ReplyDeleteMy mother spent the last week of her life feeling like a burden and I cannot forgive my sister for this. It was spiteful and lazy. My mum wasn't perfect but she always put her family first and helped my sister raise her kids.
I decided to no longer have contact with her or my brother. I still talk to one sister, strangely enough, the one with the brain injury who has no empathy.
I don't want my brother and sister in my life. They are hurtful, mean people and I don't want that. They would probably say the same about me and I truly wish I had siblings who were close but that's not the case. It's sad.
And thank you for letting me get that off my chest.
Growing up almost as an only child since my brother was a decade older I've not had the sibling experience you describe as I always revered him and he took care of me. I was always intrigued observing my mother's interactions with her siblings whenever they were together. They seemed quite different from the adults I knew individually.

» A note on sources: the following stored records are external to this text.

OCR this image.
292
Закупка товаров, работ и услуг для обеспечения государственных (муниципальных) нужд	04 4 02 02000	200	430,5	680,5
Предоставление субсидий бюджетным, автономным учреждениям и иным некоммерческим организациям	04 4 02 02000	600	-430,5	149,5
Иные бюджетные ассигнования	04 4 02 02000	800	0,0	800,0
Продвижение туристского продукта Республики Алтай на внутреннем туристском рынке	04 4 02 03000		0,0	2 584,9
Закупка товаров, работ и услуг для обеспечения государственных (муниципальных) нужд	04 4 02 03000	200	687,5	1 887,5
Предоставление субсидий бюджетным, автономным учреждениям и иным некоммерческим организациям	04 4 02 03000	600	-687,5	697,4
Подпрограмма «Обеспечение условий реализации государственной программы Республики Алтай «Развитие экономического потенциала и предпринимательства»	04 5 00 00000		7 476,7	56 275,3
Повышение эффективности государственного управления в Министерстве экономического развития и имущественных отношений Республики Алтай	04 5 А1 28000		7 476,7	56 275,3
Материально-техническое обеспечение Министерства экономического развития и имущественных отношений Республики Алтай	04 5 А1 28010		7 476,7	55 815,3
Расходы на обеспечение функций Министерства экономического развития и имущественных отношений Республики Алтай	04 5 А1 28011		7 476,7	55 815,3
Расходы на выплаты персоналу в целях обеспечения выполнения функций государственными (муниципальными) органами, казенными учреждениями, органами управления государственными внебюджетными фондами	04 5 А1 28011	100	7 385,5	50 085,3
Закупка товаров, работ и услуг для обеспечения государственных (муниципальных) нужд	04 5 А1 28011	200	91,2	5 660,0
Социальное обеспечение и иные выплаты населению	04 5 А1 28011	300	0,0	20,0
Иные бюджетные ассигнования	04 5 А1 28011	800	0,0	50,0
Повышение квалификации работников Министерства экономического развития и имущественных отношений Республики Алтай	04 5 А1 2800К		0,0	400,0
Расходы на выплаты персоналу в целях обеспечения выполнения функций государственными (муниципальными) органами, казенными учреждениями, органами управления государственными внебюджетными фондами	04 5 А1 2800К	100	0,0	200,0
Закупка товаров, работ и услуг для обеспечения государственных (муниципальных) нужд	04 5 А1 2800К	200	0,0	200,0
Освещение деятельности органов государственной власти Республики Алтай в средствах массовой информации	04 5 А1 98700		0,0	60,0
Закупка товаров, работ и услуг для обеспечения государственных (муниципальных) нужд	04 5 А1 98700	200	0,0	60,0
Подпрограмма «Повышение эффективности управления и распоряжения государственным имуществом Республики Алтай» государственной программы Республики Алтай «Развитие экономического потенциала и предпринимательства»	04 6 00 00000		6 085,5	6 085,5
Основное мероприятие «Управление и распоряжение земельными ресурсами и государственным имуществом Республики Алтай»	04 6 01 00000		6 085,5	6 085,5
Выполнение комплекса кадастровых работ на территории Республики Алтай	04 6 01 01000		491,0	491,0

ReplyDeleteSubsequent years I've had friends with multiple siblings who described their interactions just as you written here. Someone, or several of them, were always upset with the other(s). This would last for a period of time then shift. One thing I noticed with one friend's accounts of her family dynamics is that after the parents death, the siblings have seemed to have fewer disagreements. They also seem to be making a greater effort to be compatible. I don't presume to know what all that entails. All I know is that cherishing each other in the declining years left can matter. I hope you are able to experience your family issues resolving.